Dans son journal privé, Eugène continuait à noter ses impressions du matin, comme il s’en rappelait. Il ne pouvait résister de noter son amusement à la vue du prêtre dominicain présent dans la salle d’audience, et dont l’inconfort était évident à mesure que son estomac vide gargouillait, et dont la figure devait avoir l’air d’une peinture quand Eugène fut appelé avant lui chez le Pape !
Je n’entreprendrai pas de transcrire tout ce qui s’est passé dans cette précieuse audience qui dura plus d’une demi-heure, au grand regret sans doute du père Dominicain qui n’avait pas dîné, non plus que moi qui étais à jeun.
Son expérience de la personne du Pape en fut une de bonté indescriptible.
Le pape me témoigna une bonté indicible. Il parla très longtemps, et il m’écoutait avec une grande attention quand je parlais à mon tour. La conversation avait lieu en italien, et il me parlait toujours à la troisième personne, dans les termes les plus polis. Il daigna me donner des explications très détaillées là où il aurait pu trancher par un mot.
Journal romain, 20 décembre 1825, EO XVII
À Henri Tempier il confiait :
Il me serait impossible de vous rapporter tout ce qui fut dit, moins encore de vous rendre la bonté, la complaisance, la politesse du souverain Pontife. J’étais à genoux à côté de lui. Plusieurs fois il me fit des instances pour que je me levasse; je ne le voulus pas, j’étais bien à ses pieds; d’ailleurs je m’appuyais contre le bureau. Je serais resté plus longtemps dans cette position sans en être incommodé..

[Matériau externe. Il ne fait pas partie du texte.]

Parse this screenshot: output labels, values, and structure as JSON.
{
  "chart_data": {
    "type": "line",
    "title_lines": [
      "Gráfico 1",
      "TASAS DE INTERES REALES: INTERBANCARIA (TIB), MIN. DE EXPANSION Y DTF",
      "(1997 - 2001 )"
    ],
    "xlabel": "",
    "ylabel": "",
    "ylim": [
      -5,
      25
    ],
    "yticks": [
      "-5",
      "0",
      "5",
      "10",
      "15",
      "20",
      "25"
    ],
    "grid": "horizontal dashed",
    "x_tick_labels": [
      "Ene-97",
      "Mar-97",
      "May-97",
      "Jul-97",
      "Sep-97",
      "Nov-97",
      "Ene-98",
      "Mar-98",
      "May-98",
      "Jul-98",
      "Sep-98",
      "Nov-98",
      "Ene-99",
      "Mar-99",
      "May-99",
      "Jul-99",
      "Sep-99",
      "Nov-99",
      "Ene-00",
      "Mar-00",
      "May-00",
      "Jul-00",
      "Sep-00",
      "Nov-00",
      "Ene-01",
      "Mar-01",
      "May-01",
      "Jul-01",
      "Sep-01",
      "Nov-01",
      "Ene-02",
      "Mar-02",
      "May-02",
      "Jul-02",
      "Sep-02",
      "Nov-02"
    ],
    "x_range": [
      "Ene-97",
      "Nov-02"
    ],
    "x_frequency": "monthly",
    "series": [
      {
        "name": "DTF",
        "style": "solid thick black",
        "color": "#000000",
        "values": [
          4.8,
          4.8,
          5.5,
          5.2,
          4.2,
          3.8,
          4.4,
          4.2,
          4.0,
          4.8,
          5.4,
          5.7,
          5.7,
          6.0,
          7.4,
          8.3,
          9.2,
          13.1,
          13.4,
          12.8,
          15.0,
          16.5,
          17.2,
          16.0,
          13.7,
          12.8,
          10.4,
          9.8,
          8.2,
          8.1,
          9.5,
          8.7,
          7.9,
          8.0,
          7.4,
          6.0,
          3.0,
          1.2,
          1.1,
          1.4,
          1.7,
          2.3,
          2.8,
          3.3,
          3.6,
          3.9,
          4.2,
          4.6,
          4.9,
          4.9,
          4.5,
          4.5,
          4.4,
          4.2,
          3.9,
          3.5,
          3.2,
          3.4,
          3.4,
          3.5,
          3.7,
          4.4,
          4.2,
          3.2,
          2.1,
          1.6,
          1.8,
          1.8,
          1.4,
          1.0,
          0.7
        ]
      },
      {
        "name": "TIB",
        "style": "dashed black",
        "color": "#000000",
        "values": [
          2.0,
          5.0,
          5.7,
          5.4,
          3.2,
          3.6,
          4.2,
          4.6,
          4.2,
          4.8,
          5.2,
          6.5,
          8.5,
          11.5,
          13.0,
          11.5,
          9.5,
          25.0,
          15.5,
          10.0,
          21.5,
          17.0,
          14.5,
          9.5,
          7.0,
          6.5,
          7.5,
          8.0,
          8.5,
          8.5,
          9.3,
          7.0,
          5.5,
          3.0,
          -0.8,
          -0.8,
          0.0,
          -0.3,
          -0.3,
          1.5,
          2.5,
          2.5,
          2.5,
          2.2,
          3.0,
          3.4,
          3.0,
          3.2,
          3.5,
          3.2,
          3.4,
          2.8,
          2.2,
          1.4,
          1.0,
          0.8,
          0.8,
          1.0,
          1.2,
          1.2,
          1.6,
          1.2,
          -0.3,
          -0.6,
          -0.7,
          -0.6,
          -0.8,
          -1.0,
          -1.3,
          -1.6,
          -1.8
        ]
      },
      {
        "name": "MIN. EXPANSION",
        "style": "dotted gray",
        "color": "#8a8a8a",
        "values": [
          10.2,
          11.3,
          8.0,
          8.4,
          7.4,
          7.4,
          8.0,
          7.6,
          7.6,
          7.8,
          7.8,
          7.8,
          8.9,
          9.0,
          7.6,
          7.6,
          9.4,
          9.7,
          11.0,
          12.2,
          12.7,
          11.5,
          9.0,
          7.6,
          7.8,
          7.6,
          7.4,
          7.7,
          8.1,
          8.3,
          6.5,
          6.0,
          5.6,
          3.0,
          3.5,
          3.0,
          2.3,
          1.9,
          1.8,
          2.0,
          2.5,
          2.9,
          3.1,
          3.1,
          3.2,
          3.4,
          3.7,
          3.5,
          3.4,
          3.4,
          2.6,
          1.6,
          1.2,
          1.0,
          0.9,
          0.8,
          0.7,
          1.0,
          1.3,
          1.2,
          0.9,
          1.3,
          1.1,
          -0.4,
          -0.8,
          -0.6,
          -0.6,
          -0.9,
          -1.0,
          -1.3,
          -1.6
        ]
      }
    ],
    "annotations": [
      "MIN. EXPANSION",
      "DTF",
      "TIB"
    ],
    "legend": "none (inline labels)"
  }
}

Lettre à Henri Tempier, 22 décembre 1825, EO VI n 213
« La bonté est le langage que le sourd peut entendre et l’aveugle peut voir. » Mark Twain
20 décembre 1825 – Journal romain
La rencontre avec le Pape va se prolonger au-delà d’une demi-heure. « Au grand regret sans doute du père Dominicain qui n’avait pas dîné, non plus que moi qui étais à jeun. » note plaisamment Eugène.
S’il parle abondamment, le Souverain Pontife sait aussi faire montre d’une grande attention aux propos de son interlocuteur. Eugène est séduit par «la bonté, la complaisance, la politesse » du Pape qui s’exprime en italien et « toujours à la troisième personne ». Détail qui m’a fait sursauter. J’ai appris que cette tournure est généralement employée pour parler de soi en tant que titulaire d’une fonction qui transcende la personne. Rien de plus normal donc lorsqu’il s’agit du Vicaire de Jésus Christ !
Deux jours plus tard, réflexions tout aussi heureuses dans la lettre à Henri Tempier. Avec quelques petits détails supplémentaires qui ajoutent à l’atmosphère chaleureuse. « J’étais à genoux à côté de lui. Plusieurs fois il me fit des instances pour que je me levasse; je ne le voulus pas, j’étais bien à ses pieds… » « D’ailleurs, se justifie Eugène, je m’appuyais contre le bureau. Je serais resté plus longtemps dans cette position sans en être incommodé… »
Le style dégagé ne montre-t-il pas un Eugène de Mazenod allégé d’un grand souci ? Cette audience obtenue à force de persévérance semble bien présager de l’avenir des Missionnaires Oblats de Marie Immaculée.